David Linton; Rakesh Gupta, M.ASCE; Daniel T. Cox, Ph.D.; John van de Lindt, Ph.D., F.ASCE; Mary Elizabeth Oshnack; and Milo Clauson are the recipients of the Raymond C. Reese Prize for their paper “Evaluation of Tsunami Loads on Wood-Frame Walls at Full Scale,” which was published in the August 2013 issue of ASCE’s Journal of Structural Engineering.
The Raymond C. Reese Research Prize is awarded to the author or authors of a paper that describes a notable achievement in research related to structural engineering.
This paper addresses tsunami loads on wood buildings through full-scale experimentation and is a crucial topic in the design of tsunami-prone structures, which has not received adequate attention in the field. The authors placed full-scale walls in a tsunami testing facility to investigate how a flexible structure performed when subjected to a solitary wave bore. The hydrodynamic conditions (water level and bore speed) and structural response (horizontal force, pressure, and deflection) were observed for a range of incident tsunami heights and for several wood wall framing configurations.
For each tsunami wave height tested, the force and pressure profiles showed a transient peak force followed by a period of sustained quasi-static force.

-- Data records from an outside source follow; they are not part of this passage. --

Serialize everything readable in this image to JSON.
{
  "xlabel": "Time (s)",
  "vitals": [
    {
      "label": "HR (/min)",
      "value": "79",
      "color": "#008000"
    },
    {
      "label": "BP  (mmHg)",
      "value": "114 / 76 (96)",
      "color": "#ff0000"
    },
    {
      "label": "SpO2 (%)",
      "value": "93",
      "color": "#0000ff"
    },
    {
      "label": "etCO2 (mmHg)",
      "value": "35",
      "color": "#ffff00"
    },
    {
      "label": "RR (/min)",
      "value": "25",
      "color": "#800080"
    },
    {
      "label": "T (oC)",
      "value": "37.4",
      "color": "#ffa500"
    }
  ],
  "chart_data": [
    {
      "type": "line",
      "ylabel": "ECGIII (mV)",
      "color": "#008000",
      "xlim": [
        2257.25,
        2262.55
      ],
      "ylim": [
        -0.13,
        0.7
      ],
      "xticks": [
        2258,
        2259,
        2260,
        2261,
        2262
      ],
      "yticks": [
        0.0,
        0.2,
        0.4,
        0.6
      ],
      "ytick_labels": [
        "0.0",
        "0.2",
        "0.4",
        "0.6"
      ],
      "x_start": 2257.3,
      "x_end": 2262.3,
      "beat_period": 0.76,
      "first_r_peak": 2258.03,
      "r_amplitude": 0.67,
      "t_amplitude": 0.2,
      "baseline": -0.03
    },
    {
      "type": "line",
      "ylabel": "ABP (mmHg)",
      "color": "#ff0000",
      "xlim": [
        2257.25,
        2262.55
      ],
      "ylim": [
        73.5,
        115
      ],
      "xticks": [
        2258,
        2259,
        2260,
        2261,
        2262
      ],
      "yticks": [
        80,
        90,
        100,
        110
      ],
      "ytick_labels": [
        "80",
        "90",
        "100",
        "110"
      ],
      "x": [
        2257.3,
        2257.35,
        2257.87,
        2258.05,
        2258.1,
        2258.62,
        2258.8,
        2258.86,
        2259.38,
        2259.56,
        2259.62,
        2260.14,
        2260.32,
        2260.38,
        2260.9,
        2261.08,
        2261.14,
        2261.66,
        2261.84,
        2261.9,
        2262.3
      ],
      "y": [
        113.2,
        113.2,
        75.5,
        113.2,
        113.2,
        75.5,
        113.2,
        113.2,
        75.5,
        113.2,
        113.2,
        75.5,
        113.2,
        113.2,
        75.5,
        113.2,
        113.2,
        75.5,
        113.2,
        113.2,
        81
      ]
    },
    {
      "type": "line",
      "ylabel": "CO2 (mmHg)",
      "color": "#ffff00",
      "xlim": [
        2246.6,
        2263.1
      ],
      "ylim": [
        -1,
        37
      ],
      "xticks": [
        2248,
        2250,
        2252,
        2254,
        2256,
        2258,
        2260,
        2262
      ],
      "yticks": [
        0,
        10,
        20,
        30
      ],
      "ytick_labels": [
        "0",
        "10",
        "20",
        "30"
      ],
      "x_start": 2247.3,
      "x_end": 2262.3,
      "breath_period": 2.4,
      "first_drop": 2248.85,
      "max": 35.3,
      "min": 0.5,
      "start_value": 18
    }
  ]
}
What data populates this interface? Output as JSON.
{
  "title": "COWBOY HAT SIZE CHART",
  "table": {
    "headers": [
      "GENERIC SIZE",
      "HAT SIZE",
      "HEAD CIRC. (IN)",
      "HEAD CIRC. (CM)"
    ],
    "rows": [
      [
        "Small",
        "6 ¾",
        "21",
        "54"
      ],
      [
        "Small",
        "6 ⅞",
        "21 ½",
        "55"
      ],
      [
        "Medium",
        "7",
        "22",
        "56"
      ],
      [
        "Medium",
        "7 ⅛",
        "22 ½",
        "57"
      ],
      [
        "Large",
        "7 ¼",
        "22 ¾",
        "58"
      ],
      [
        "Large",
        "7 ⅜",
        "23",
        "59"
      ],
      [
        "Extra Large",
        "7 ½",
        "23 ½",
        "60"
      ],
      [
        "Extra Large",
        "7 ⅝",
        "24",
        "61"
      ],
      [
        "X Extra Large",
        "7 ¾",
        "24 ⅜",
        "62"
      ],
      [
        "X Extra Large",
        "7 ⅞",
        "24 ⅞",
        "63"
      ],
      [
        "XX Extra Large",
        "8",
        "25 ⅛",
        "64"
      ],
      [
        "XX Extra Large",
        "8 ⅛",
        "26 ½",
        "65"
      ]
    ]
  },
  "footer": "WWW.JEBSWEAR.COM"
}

The observed ratio of the transient force to quasi-static force was found to be close to 2.2. This value was compared with the measured forces with predictive equations from the literature and observed wood wall performance under such extreme loading. It was found that existing equations predicted the measured forces on the vertical wall within an accuracy of approximately 20%.
The study represents a significant step toward understanding the complex nature of wave structure interaction, particularly the performance of light-frame wood construction, which is commonly used around the world. Given the paucity of full-scale experimental data, the advances made by this paper are considered seminal and will most probably influence the field of tsunami engineering in the future.